Hyundai Motor Company aims to boost its annual electric vehicle sales to 2 million units by 2030, against its earlier target of 1.87 million, in line with rising global demands.
Considering that the proportion of global EV production is set to increase from 8 per cent this year to 34 per cent in 2030, the automaker plans to expand production by region through a two-track approach — assembly line conversion in Internal Combustion Engine-based factories and new dedicated EV plant establishment. “Since the demand for ICE vehicles remains high, the company is currently producing EVs on mixed production lines as it is more cost-efficient than building more EV-dedicated factories. By utilising existing lines, construction time is much shorter than building new plants and can be ramped up quickly to meet EV demand,” Hyundai said in a release.
Hyundai Motor Company hosted its ‘2023 CEO Investor Day’ in Seoul on June 20 (local time), unveiling its visionary mid- to long-term business strategies and financial plans.
The company said it has also raised sales targets for major regions and is preparing to adjust its sales target according to the market demand. In terms of profitability in the EV segment, Hyundai Motor is targeting more than 10 per cent by 2030.
The key parts of the strategy include introducing a next-generation modular architecture for EVs, strengthening EV production capacity, battery development capabilities and future businesses.
To enhance its competitiveness in batteries and develop next-generation batteries, Hyundai plans to invest 9.5 trillion won (7.4 billion dollar) over the next 10 years.
Hyundai said it plans to introduce competitive lithium-iron-phosphate (LFP) batteries, a cheaper alternative to lithium-ion batteries that have spurred EV adoption in China, for the first time around 2025.
Its bigger rival Toyota (7203.T), also announced last week a plan to start using LFP batteries.
Hyundai aims to source more than 70per cent of batteries through joint ventures by 2028 and beyond. Other plans include collaboration with specialised companies and startups, as well as establishing joint ventures with battery companies to ensure stable supply.
“Joint research and equity investment in startups to accelerate the development of next-generation batteries is also under way,” the company said.
Hyundai said it aimed to achieve an operating profit margin of 10per cent or higher in the EV business by 2030.
President and CEO Jaehoon Chang laid out the ‘Hyundai Motor Way’ roadmap for success in the electrification era.
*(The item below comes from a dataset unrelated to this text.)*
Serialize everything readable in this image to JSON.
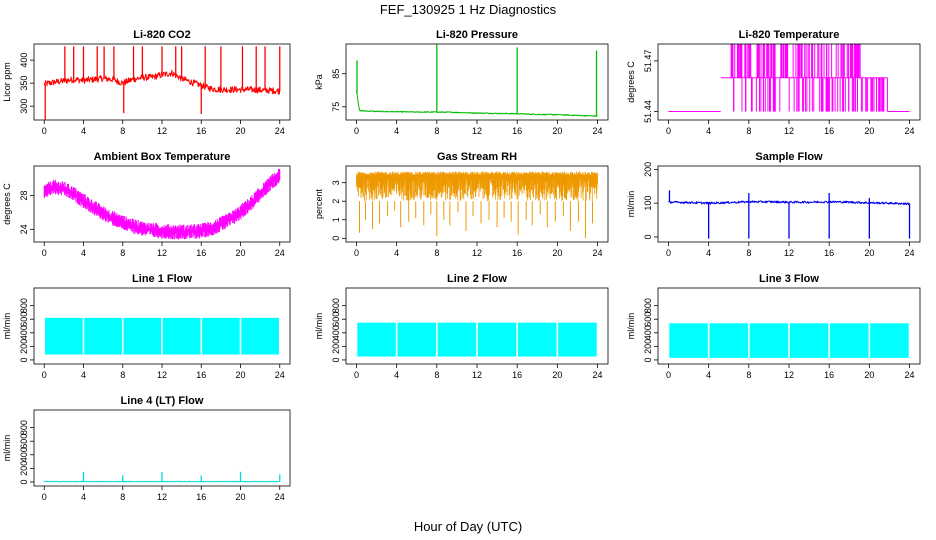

He explained how the company’s second-generation dedicated EV platform, under the new Integrated Modular Architecture (IMA), will replace its Electric-Global Modular Platform (E-GMP) going forward.
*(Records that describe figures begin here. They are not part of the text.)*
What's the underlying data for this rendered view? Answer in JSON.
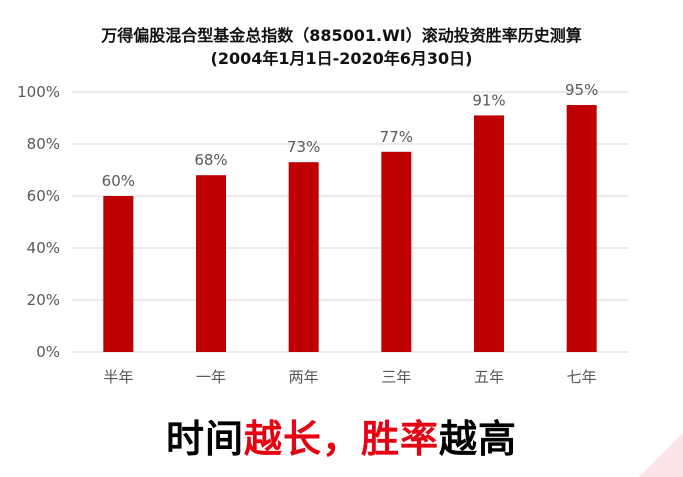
{
  "chart_data": {
    "type": "bar",
    "title": "万得偏股混合型基金总指数（885001.WI）滚动投资胜率历史测算",
    "subtitle": "(2004年1月1日-2020年6月30日)",
    "categories": [
      "半年",
      "一年",
      "两年",
      "三年",
      "五年",
      "七年"
    ],
    "values": [
      60,
      68,
      73,
      77,
      91,
      95
    ],
    "data_labels": [
      "60%",
      "68%",
      "73%",
      "77%",
      "91%",
      "95%"
    ],
    "ylim": [
      0,
      100
    ],
    "yticks": [
      0,
      20,
      40,
      60,
      80,
      100
    ],
    "ytick_labels": [
      "0%",
      "20%",
      "40%",
      "60%",
      "80%",
      "100%"
    ],
    "xlabel": "",
    "ylabel": "",
    "grid": true,
    "bar_color": "#c00000"
  },
  "caption": {
    "part1": "时间",
    "part2": "越长，",
    "part3": "胜率",
    "part4": "越高"
  },
  "colors": {
    "highlight": "#e60012",
    "gridline": "#d9d9d9",
    "tick_text": "#595959",
    "corner_accent": "#fbe3e7"
  }
}
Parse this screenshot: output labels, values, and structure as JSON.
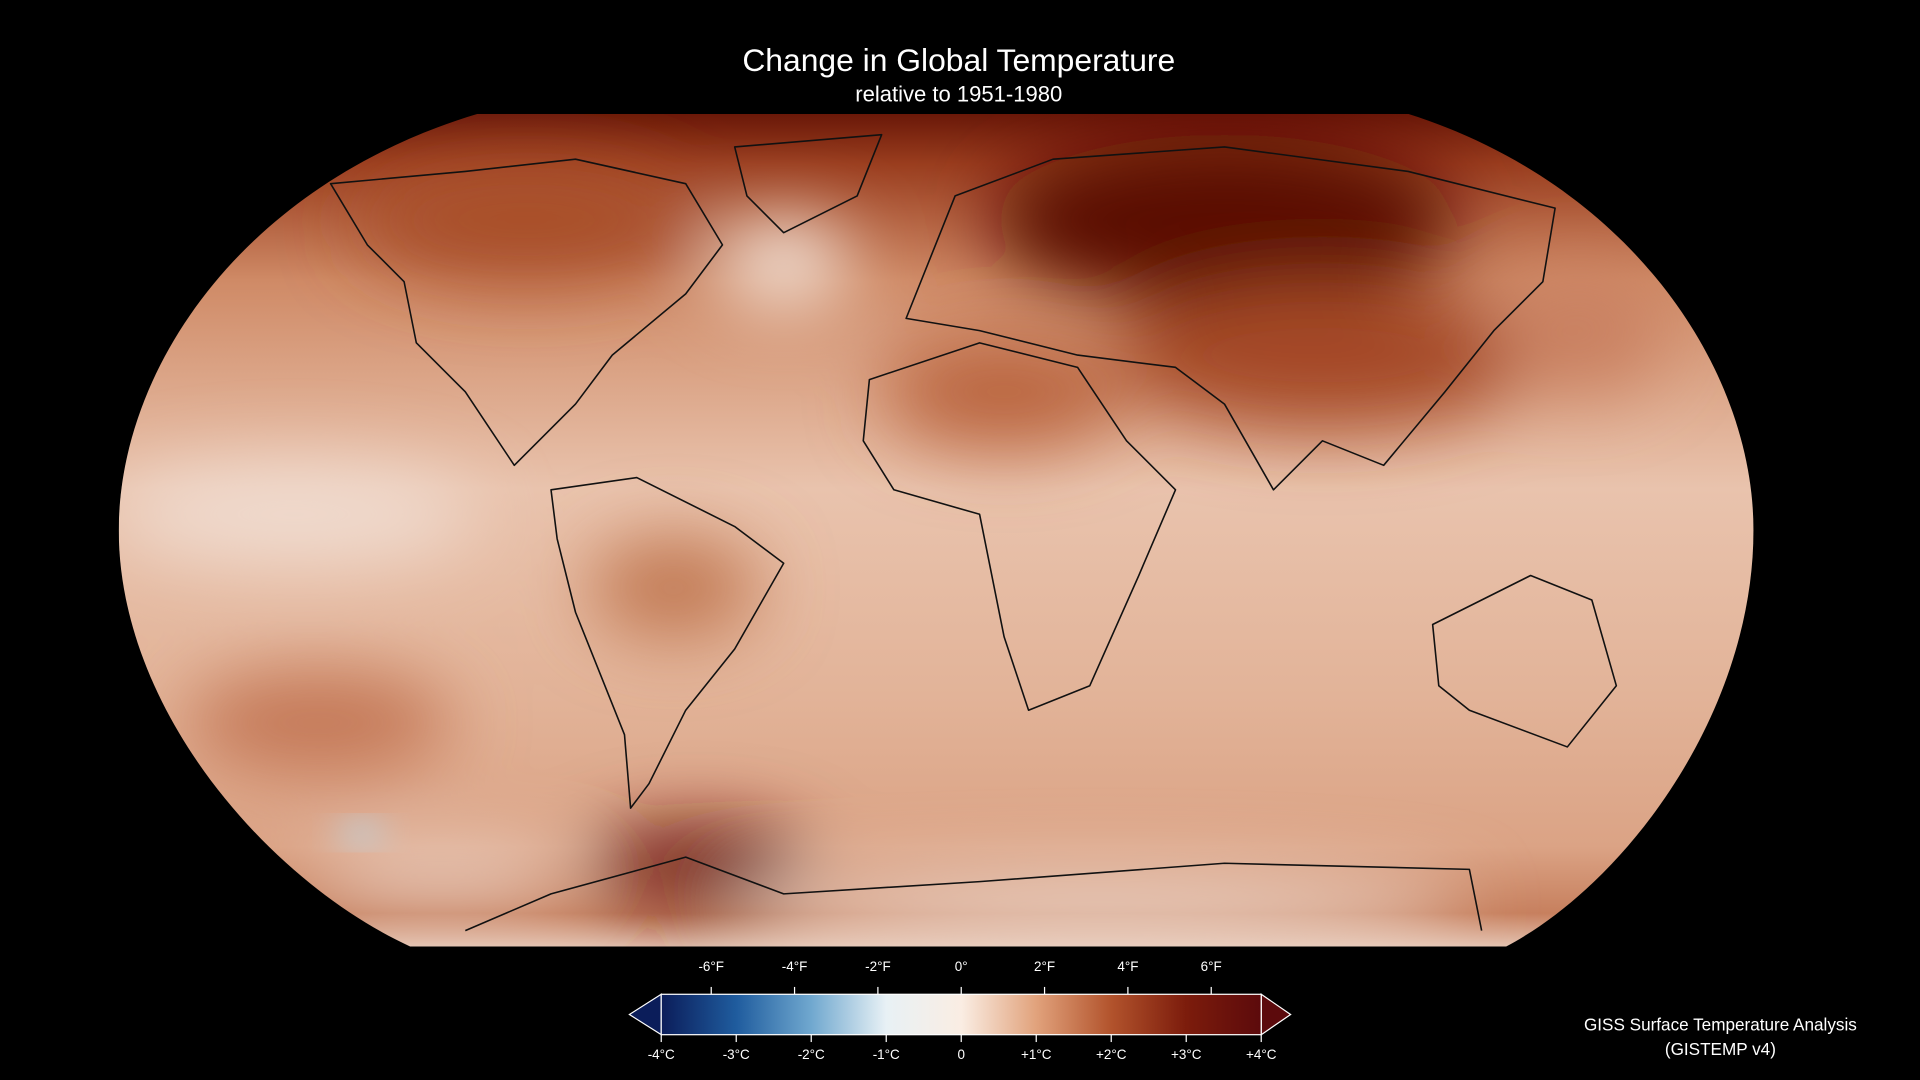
{
  "title": "Change in Global Temperature",
  "subtitle": "relative to 1951-1980",
  "colorbar": {
    "clim": [
      -4,
      4
    ],
    "cticks": [
      {
        "value": -4,
        "label": "-4°C"
      },
      {
        "value": -3,
        "label": "-3°C"
      },
      {
        "value": -2,
        "label": "-2°C"
      },
      {
        "value": -1,
        "label": "-1°C"
      },
      0,
      {
        "value": 1,
        "label": "+1°C"
      },
      {
        "value": 2,
        "label": "+2°C"
      },
      {
        "value": 3,
        "label": "+3°C"
      },
      {
        "value": 4,
        "label": "+4°C"
      }
    ],
    "flim": [
      -7.2,
      7.2
    ],
    "fticks": [
      {
        "value": -6,
        "label": "-6°F"
      },
      {
        "value": -4,
        "label": "-4°F"
      },
      {
        "value": -2,
        "label": "-2°F"
      },
      {
        "value": 0,
        "label": "0°"
      },
      {
        "value": 2,
        "label": "2°F"
      },
      {
        "value": 4,
        "label": "4°F"
      },
      {
        "value": 6,
        "label": "6°F"
      }
    ],
    "colors": [
      "#0b1d5a",
      "#1f5c9e",
      "#70a8cf",
      "#e8f1f5",
      "#faede3",
      "#e1a27c",
      "#b2532c",
      "#7c1c0c",
      "#5c0a0c"
    ]
  },
  "credit": {
    "line1": "GISS Surface Temperature Analysis",
    "line2": "(GISTEMP v4)"
  }
}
Hyundai plans to invest a total of South Korean won 109.4 trillion from 2023 to 2032, with an average annual investment of around KRW 11 trillion. It includes KRW 47.4 trillion for R&D, KRW 47.1 trillion for capital expenditure, and KRW 14.9 trillion for strategic investments.
“The next three years will be dominated by a 50/50 funding split between ICE vehicles and future technologies. From 2026 onward, when EV volume expansion and the application of next-generation EV platforms are in full swing, investment in ICE will gradually decrease,” it said.
Hyundai is currently producing EVs in this way at its plants in the US, South Korea, the Czech Republic, and India; it plans to convert additional lines as market demand dictates. Hyundai’s first dedicated EV factory in Georgia, US, is under construction which will have an annual production capacity of 300,000 units and is expected to be commissioned in the second half of 2024.
A dedicated EV factory in Korea, which is being established with an investment of about KRW 2 trillion, aims to start mass production in 2025 to cater to domestic and export demand.
Established in 1967, Hyundai Motor Company offers a range of vehicles and mobility services in more than 200 countries.